OVERKILL, A BANDA CLASSE ‘A’ SEM UM ÚNICO ÁLBUM RUIM QUE É POUCO FALADA NO MEIO THRASH

Overkill (OK), de Nova York, ativa há 42 anos e contando. Principal gênero musical: thrash metal. Não só tornou-se, no decorrer da carreira, a banda do estilo com mais álbuns e músicas lançados, como sempre acompanhou a quantidade com a qualidade. E no entanto Bobby Blitz, vocalista e “membro eterno”, & seus comparsas nunca receberam a cobertura midiática que merecem. Mesmo bandas muito menores e questionáveis, como o Voivod, são muito mais conhecidas e celebradas pelo público especializado. Não é meu objetivo desvendar este mistério do show business, mas apenas enaltecer o Overkill pelos muitos “discos rodados” no meu som (ainda que seja apenas uma metáfora para a reprodução de arquivos digitais num HD ou streamings via Spotify), o que significa dizer que me proporcionaram muita alegria, euforia, admiração e até espanto, com discos se superando sem descanso.

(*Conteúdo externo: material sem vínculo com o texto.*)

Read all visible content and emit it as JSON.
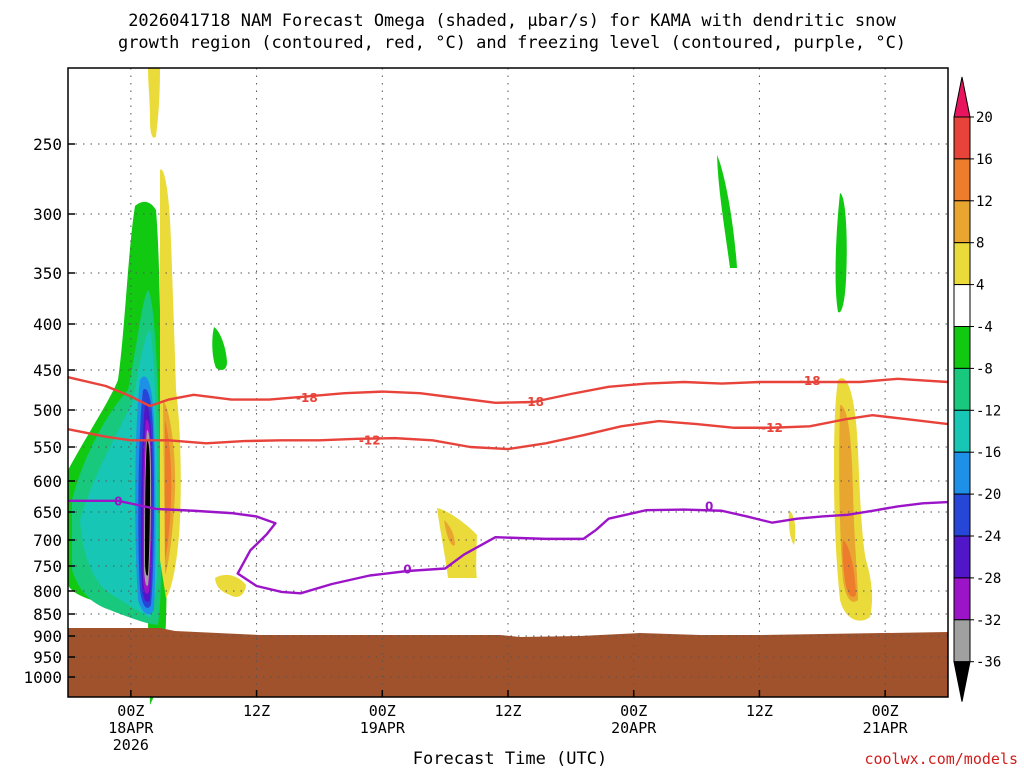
{
  "chart_data": {
    "type": "contour",
    "title_lines": [
      "2026041718 NAM Forecast Omega (shaded, μbar/s) for KAMA with dendritic snow",
      "growth region (contoured, red, °C) and freezing level (contoured, purple, °C)"
    ],
    "xlabel": "Forecast Time (UTC)",
    "credit": "coolwx.com/models",
    "x_range_hours": [
      -5,
      65
    ],
    "x_ticks": [
      {
        "hour": 0,
        "lines": [
          "00Z",
          "18APR",
          "2026"
        ]
      },
      {
        "hour": 10,
        "lines": [
          "12Z"
        ]
      },
      {
        "hour": 20,
        "lines": [
          "00Z",
          "19APR"
        ]
      },
      {
        "hour": 30,
        "lines": [
          "12Z"
        ]
      },
      {
        "hour": 40,
        "lines": [
          "00Z",
          "20APR"
        ]
      },
      {
        "hour": 50,
        "lines": [
          "12Z"
        ]
      },
      {
        "hour": 60,
        "lines": [
          "00Z",
          "21APR"
        ]
      }
    ],
    "y_scale": "pressure (hPa), inverted",
    "y_ticks": [
      250,
      300,
      350,
      400,
      450,
      500,
      550,
      600,
      650,
      700,
      750,
      800,
      850,
      900,
      950,
      1000
    ],
    "colorbar": {
      "labels": [
        "20",
        "16",
        "12",
        "8",
        "4",
        "-4",
        "-8",
        "-12",
        "-16",
        "-20",
        "-24",
        "-28",
        "-32",
        "-36"
      ],
      "colors": [
        "#e8155e",
        "#e8433a",
        "#ed7d2d",
        "#e8a530",
        "#eadb3b",
        "#ffffff",
        "#12c912",
        "#18c87c",
        "#17c6b4",
        "#1e90e8",
        "#2646d8",
        "#5116c8",
        "#9c14c8",
        "#a0a0a0",
        "#000000"
      ]
    },
    "contours": [
      {
        "label": "-18",
        "color": "#e8433a",
        "points": [
          [
            -5,
            459
          ],
          [
            -2,
            470
          ],
          [
            0,
            483
          ],
          [
            1.5,
            495
          ],
          [
            3,
            487
          ],
          [
            5,
            481
          ],
          [
            8,
            487
          ],
          [
            11,
            487
          ],
          [
            14,
            483
          ],
          [
            17,
            479
          ],
          [
            20,
            477
          ],
          [
            23,
            479
          ],
          [
            26,
            485
          ],
          [
            29,
            491
          ],
          [
            32,
            490
          ],
          [
            35,
            480
          ],
          [
            38,
            471
          ],
          [
            41,
            467
          ],
          [
            44,
            465
          ],
          [
            47,
            467
          ],
          [
            50,
            465
          ],
          [
            53,
            465
          ],
          [
            56,
            465
          ],
          [
            58,
            465
          ],
          [
            61,
            461
          ],
          [
            63,
            463
          ],
          [
            65,
            465
          ]
        ],
        "label_at": [
          [
            14,
            485
          ],
          [
            32,
            490
          ],
          [
            54,
            464
          ]
        ]
      },
      {
        "label": "-12",
        "color": "#e8433a",
        "points": [
          [
            -5,
            526
          ],
          [
            -2,
            536
          ],
          [
            0,
            541
          ],
          [
            3,
            541
          ],
          [
            6,
            545
          ],
          [
            9,
            542
          ],
          [
            12,
            541
          ],
          [
            15,
            541
          ],
          [
            18,
            539
          ],
          [
            21,
            538
          ],
          [
            24,
            541
          ],
          [
            27,
            550
          ],
          [
            30,
            553
          ],
          [
            33,
            545
          ],
          [
            36,
            534
          ],
          [
            39,
            522
          ],
          [
            42,
            515
          ],
          [
            45,
            519
          ],
          [
            48,
            524
          ],
          [
            51,
            524
          ],
          [
            54,
            522
          ],
          [
            57,
            512
          ],
          [
            59,
            507
          ],
          [
            62,
            513
          ],
          [
            65,
            519
          ]
        ],
        "label_at": [
          [
            19,
            541
          ],
          [
            51,
            524
          ]
        ]
      },
      {
        "label": "0",
        "color": "#9c14c8",
        "points": [
          [
            -5,
            632
          ],
          [
            -1,
            632
          ],
          [
            2,
            645
          ],
          [
            5,
            648
          ],
          [
            8,
            652
          ],
          [
            10,
            658
          ],
          [
            11.5,
            670
          ],
          [
            10.8,
            690
          ],
          [
            9.5,
            720
          ],
          [
            8.5,
            765
          ],
          [
            10,
            790
          ],
          [
            12,
            802
          ],
          [
            13.5,
            805
          ],
          [
            16,
            786
          ],
          [
            19,
            769
          ],
          [
            22,
            760
          ],
          [
            25,
            755
          ],
          [
            26.5,
            728
          ],
          [
            29,
            695
          ],
          [
            33,
            698
          ],
          [
            36,
            698
          ],
          [
            37,
            682
          ],
          [
            38,
            662
          ],
          [
            41,
            647
          ],
          [
            44,
            646
          ],
          [
            47,
            648
          ],
          [
            49,
            658
          ],
          [
            51,
            669
          ],
          [
            53,
            662
          ],
          [
            55,
            658
          ],
          [
            57,
            655
          ],
          [
            59,
            648
          ],
          [
            61,
            641
          ],
          [
            63,
            636
          ],
          [
            65,
            634
          ]
        ],
        "label_at": [
          [
            -1,
            633
          ],
          [
            22,
            757
          ],
          [
            46,
            641
          ]
        ]
      }
    ]
  }
}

Para falar dessa banda com um catálogo monstruoso, vale a pena ser introduzido primeiro aos álbuns por seus nomes e sua característica mais notável: considero todos os trabalhos do Overkill acima da nota 8. E não pense aquele que gosta de Overkill tanto quanto eu que estou sendo severo ao descontar, sem mais nem menos, 2 pontos de obras consideradas quase sempre próximas ao pináculo do gênero possível a cada momento. Faço essa concessão, sobretudo, para diferenciar os álbuns do Overkill nota “8 e alguma coisa” dos álbuns “9 ou mais”, pois por menor que seja a diferença de qualidade entre um trabalho e outro (o que não tem nada a ver com a dinâmica e versatilidade das composições) é necessário colocar os melhores dos melhores num pedestal. Chamemos 8, se preferível, de rank A, já considerada a primeira prateleira do thrash; e 9, se do gosto do cliente, de rank S, obra-prima, daquelas que a história conta nos dedos e, mais do que isso, que nenhuma banda, por mais clássica, indispensável e imortal, lança o tempo todo e a seu bel prazer. Qualquer grupo com trabalhos de ranking S está automaticamente no panteão dos deuses do metal. Bandas com múltiplos álbuns nessa categoria são – ame-os ou suporte-os, porque sua crítica será o mesmo que jogar palavras ao vento – fenômenos consensuais o bastante para estarem sempre no centro dos holofotes, e para marcar gerações sem conta. Com rank S quero me referir a álbuns como Reign in Blood, Ride The Lightning, Master of Puppets, Rust in Peace, Alice in Hell, Seven Churches, Beneath The Remains, Among The Living… Acho que deu para entender. Portanto, apresento-lhes, na minha imodesta opinião, os discos do Overkill até o último, de 2019, divididos nessas 2 categorias (excepcionalmente bons ou lendários!):

Inacreditável, não parece? Independentemente da minha subjetividade altamente incrustada na tabela acima, falo a princípio do fato de uma banda fundada em 1980, dum estilo rápido e agressivo, continuar lançando trabalhos de estúdio no mínimo competentes e relevantes, em intervalos curtos, mesmo com seus membros em idade mais avançada, quando não é fácil fazer turnês, manter a proficiência em seus respectivos instrumentos e – mais importante – a empolgação e a criatividade. Dezenove discos é uma estatística absurda, espetacular. Se são rank B, C, ou se menos álbuns acima são rank S para os leitores e ouvintes, isso é o de menos! Minha didática tem lá seus propósitos. Vou falar um pouco da carreira da banda de forma não-cronológica, citando cada um dos 2 grupos de discos a seu tempo:

Quem pode adivinhar o significado dos sublinhados tracejados da tabela acima? Eles significam sempre a demarcação de intervalos, entre o disco sublinhado e o seguinte, em que a banda atravessou uma fase ou efetuou uma mudança um pouco mais drástica na sua estética. Para todos os propósitos, nesse artigo entenda estética sempre como sinonímia de som, não de roupas ou temas líricos.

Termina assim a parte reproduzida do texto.